I feel like I should be able to control what’s going on in my own brain, but I can’t. Sometimes, I don’t even know why I’m anxious. This can be especially confusing to the people close to me, because they want to understand, but I can’t explain something I don’t fully comprehend myself.
Anxiety isn’t just “worrying too much”; worry is often about more realistic concerns and can at times be addressed with problem solving. Anxiety, on the other hand, is irrational and uncontrollable. It’s a mental disorder, but it has physical repercussions as well. It’s the body’s way of dealing with danger, but like a smoke alarm that keeps going off for burnt toast, it becomes a problem when the danger is not real. When you’re anxious, you might experience a rapid heartbeat, sweating, nausea, dizziness, a tight chest or numbness.

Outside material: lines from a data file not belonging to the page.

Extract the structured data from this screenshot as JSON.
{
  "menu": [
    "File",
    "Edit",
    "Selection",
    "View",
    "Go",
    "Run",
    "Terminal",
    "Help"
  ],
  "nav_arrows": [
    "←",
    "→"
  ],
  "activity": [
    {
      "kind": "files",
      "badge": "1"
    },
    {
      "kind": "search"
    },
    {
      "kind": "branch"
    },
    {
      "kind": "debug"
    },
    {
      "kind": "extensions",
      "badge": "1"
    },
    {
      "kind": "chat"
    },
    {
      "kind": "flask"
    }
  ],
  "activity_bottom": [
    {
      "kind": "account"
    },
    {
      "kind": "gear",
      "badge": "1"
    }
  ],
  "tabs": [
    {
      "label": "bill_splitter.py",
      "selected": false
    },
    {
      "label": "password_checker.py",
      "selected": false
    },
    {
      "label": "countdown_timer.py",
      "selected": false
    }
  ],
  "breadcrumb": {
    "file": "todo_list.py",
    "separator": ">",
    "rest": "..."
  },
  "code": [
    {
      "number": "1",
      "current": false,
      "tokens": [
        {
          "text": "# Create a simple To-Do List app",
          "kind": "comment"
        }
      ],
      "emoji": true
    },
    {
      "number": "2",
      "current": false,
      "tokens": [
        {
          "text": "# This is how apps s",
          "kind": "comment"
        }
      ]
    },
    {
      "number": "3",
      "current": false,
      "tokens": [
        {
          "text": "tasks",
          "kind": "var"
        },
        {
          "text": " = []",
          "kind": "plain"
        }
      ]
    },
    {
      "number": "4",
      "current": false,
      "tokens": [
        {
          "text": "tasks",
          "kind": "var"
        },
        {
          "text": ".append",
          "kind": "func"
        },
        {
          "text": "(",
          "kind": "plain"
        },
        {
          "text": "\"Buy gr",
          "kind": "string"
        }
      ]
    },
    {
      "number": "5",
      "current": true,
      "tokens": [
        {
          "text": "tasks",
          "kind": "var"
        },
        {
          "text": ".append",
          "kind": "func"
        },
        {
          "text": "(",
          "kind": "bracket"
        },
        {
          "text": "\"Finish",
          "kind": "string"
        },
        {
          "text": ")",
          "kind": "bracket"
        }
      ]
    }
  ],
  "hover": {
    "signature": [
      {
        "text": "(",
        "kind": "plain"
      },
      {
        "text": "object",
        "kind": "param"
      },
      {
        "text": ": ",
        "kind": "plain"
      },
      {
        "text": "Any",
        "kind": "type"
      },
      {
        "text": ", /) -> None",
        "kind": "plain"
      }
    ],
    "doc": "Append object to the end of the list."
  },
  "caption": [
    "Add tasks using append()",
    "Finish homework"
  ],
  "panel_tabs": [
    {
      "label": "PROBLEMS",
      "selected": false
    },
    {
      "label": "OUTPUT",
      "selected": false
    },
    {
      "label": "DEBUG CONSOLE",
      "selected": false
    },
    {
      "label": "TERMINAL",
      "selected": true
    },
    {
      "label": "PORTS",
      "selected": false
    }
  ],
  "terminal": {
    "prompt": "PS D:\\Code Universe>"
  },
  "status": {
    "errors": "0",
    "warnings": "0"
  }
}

It’s different for different people
One of my friends responds to her anxiety by making lists. When her worries collide in her head, she gets them all out onto a piece of paper. This can be helpful, because it allows her to see the things she’s accomplished as she completes tasks. But it can also be debilitating, because she keeps adding to the list — and adding, and adding.

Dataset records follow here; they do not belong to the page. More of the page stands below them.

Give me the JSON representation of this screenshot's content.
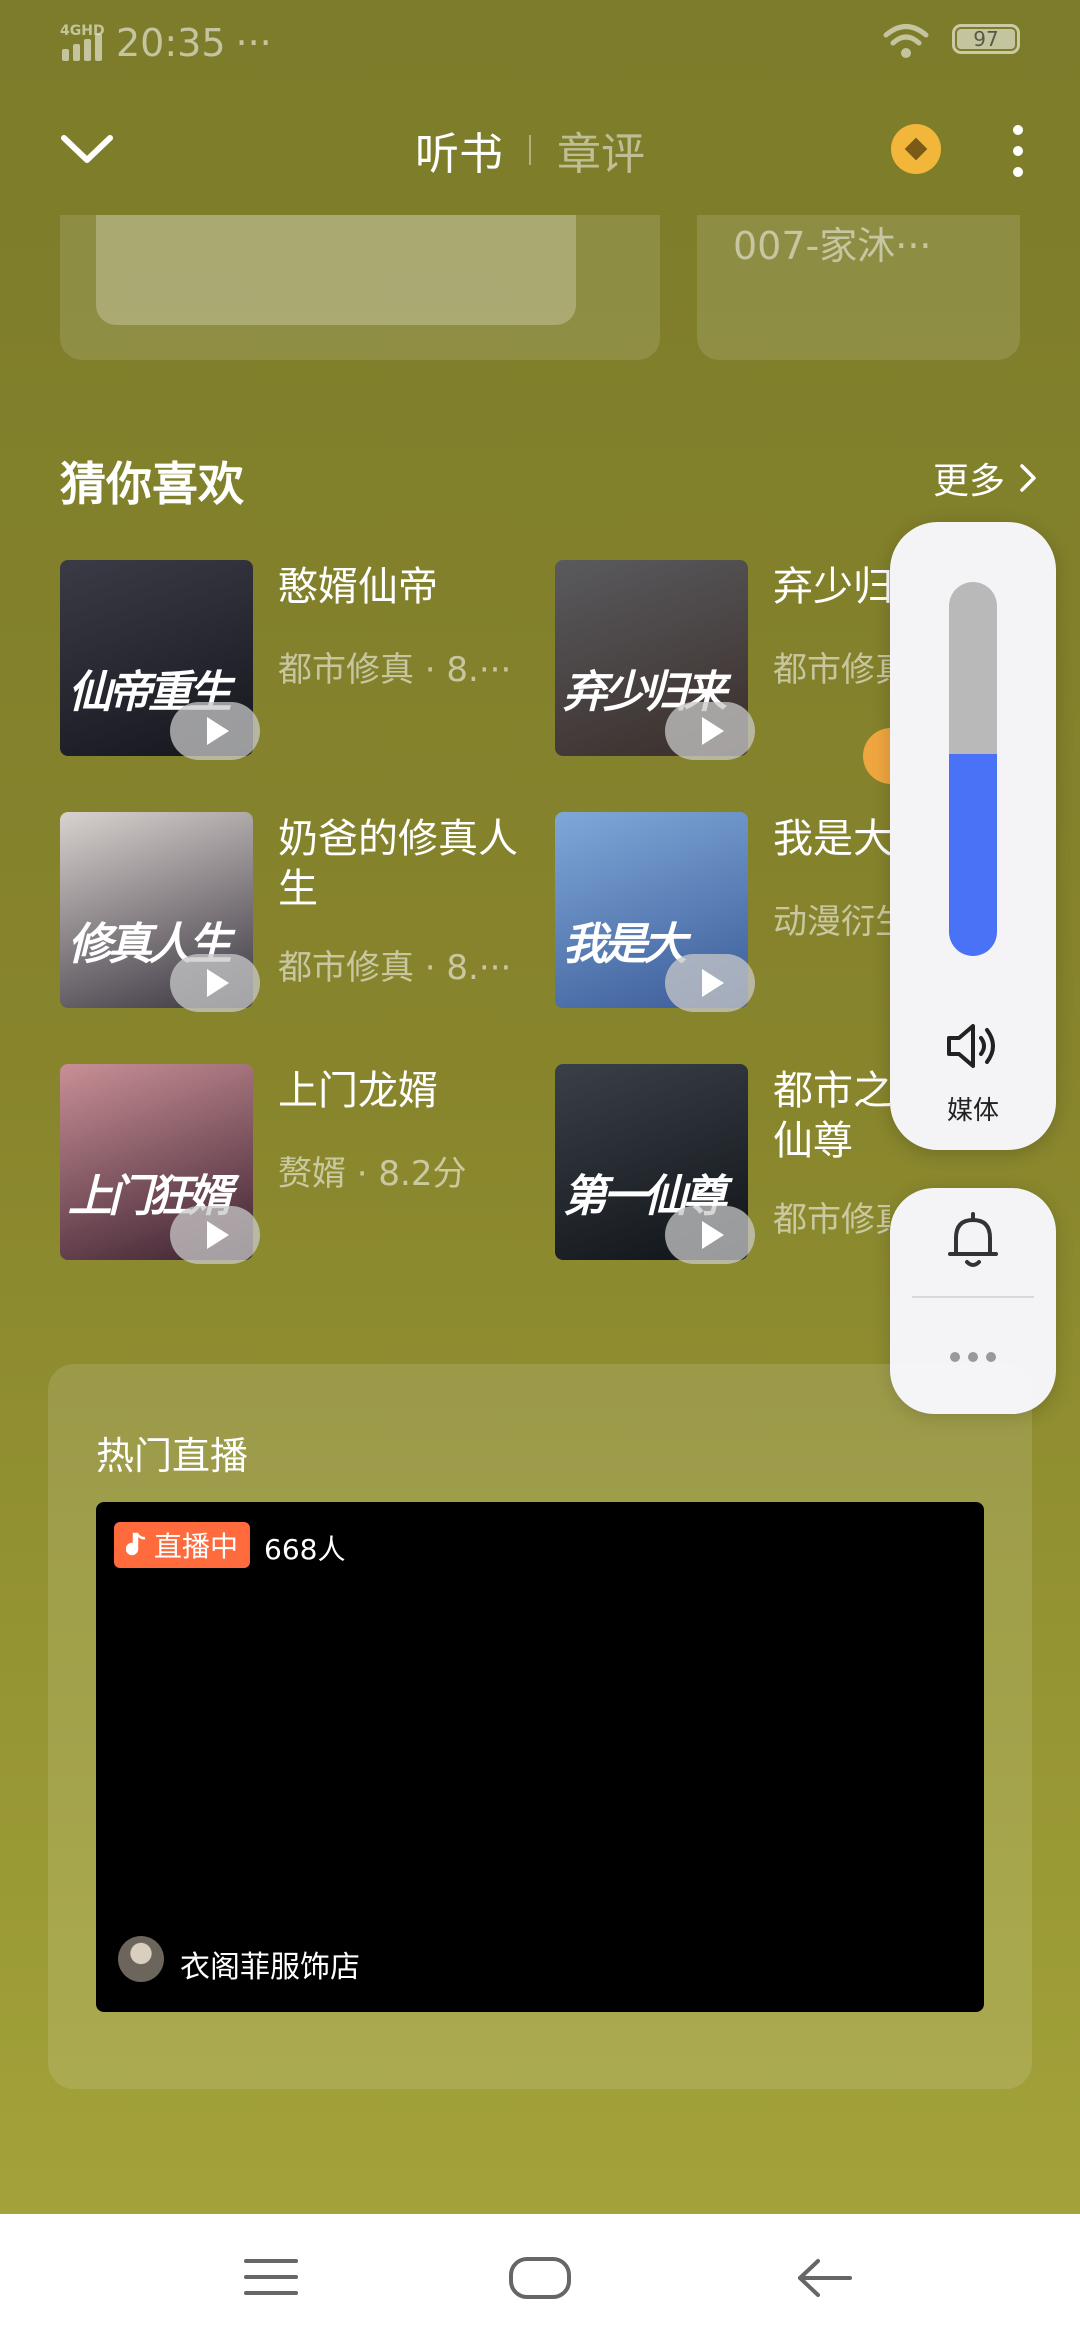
{
  "status": {
    "network": "4GHD",
    "time": "20:35",
    "dots": "···",
    "battery": "97"
  },
  "header": {
    "tab_active": "听书",
    "tab_inactive": "章评"
  },
  "top_cards": {
    "card2_text": "007-家沐···"
  },
  "recommend": {
    "title": "猜你喜欢",
    "more": "更多",
    "books": [
      {
        "title": "憨婿仙帝",
        "meta": "都市修真 · 8.···",
        "cover_text": "仙帝重生",
        "colors": [
          "#3b3b46",
          "#14161d"
        ]
      },
      {
        "title": "弃少归",
        "meta": "都市修真",
        "cover_text": "弃少归来",
        "colors": [
          "#5a5a5e",
          "#3a2e2a"
        ]
      },
      {
        "title": "奶爸的修真人生",
        "meta": "都市修真 · 8.···",
        "cover_text": "修真人生",
        "colors": [
          "#d9d2cf",
          "#3a3540"
        ]
      },
      {
        "title": "我是大",
        "meta": "动漫衍生",
        "cover_text": "我是大",
        "colors": [
          "#7fa8d8",
          "#3c5c99"
        ]
      },
      {
        "title": "上门龙婿",
        "meta": "赘婿 · 8.2分",
        "cover_text": "上门狂婿",
        "colors": [
          "#c98f96",
          "#3c2230"
        ]
      },
      {
        "title": "都市之仙尊",
        "meta": "都市修真",
        "cover_text": "第一仙尊",
        "colors": [
          "#3a4048",
          "#101418"
        ]
      }
    ]
  },
  "volume": {
    "label": "媒体",
    "level": 0.54
  },
  "live": {
    "title": "热门直播",
    "badge": "直播中",
    "viewers": "668人",
    "host": "衣阁菲服饰店"
  }
}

While my friend runs around in circles in response to her anxiety, fretting over the things she can’t get done, I respond to it by shutting down. I feel like I’m in a constant state of turmoil and exhaustion; I don’t eat, I question my self-worth, and my ability to process information is inhibited. I crawl into the safety of my room, trying to keep myself distracted from the twisted concerns of my mind with anything from work to TV or video games.
Everyone’s experience of anxiety is different. Yours may not look like mine, and you may find your own ways to cope.
It’s not your fault
I feel guilty because I want control over my thoughts and emotions. The Bible is constantly telling us not to worry, and that by doing so we’re not trusting God. People will often cite Matthew 6:25 to encourage the anxious: “Therefore I tell you, do not be anxious about your life…”
The problem with referring to this verse is it’s dismissive of anxiety as a mental disorder. Believe me, I want to hand over my anxiety to God, just like the person with cancer wants to hand over their illness. But clinical anxiety is not overcome; it is managed. Support from loved ones, a healthy diet, sleep, exercise, spending time with God, counseling and medication are all things that may help with that. But blaming yourself because you’re not trusting God enough isn’t the solution.
It’s a burden
When a friend asks me, “How are you?” sometimes I reply with, “I’m OK” out of fear. I’m afraid if I mention I’m struggling with anxiety a second time, or a fourth, or a tenth, she’ll get tired of hearing about it. I’m afraid she won’t see me as a calm, fun person anymore. I’m afraid of being a burden when she has her own worries to deal with. I’m afraid she may feel responsible, like it’s her job to fix me, to do or say the “right” things to avoid making me anxious. I’m afraid of being abandoned.
I can understand someone not wanting to deal with another’s anxious emotions, especially because my anxiety can stem from worries associated with those closest to me. The reality is, anxiety distorts whatever is going on my life, and it has nothing to do with them, even though it might appear to.
Those fears can keep me from speaking up, even though communicating is important for the support I need. Anxiety isn’t easily recognizable to other people. And if I don’t explain what I’m going through, it will show up in unhealthy ways like passive aggression, damaging relationships with people who want to understand what I’m going through.
It’s not a definition
Anxiety might be a weakness, but I am not weak because of it. God reminds us that when we are weak, we’re strong (2 Corinthians 12:10), an oxymoron that makes complete sense to anxious people.
There are some in your life who will define you by your anxiety. There may even be people who leave you because of it. But just as your anxiety doesn’t define you, neither do the people who reject you. There are people in the world who get it, and there is a God who suffers with you during your lowest of lows.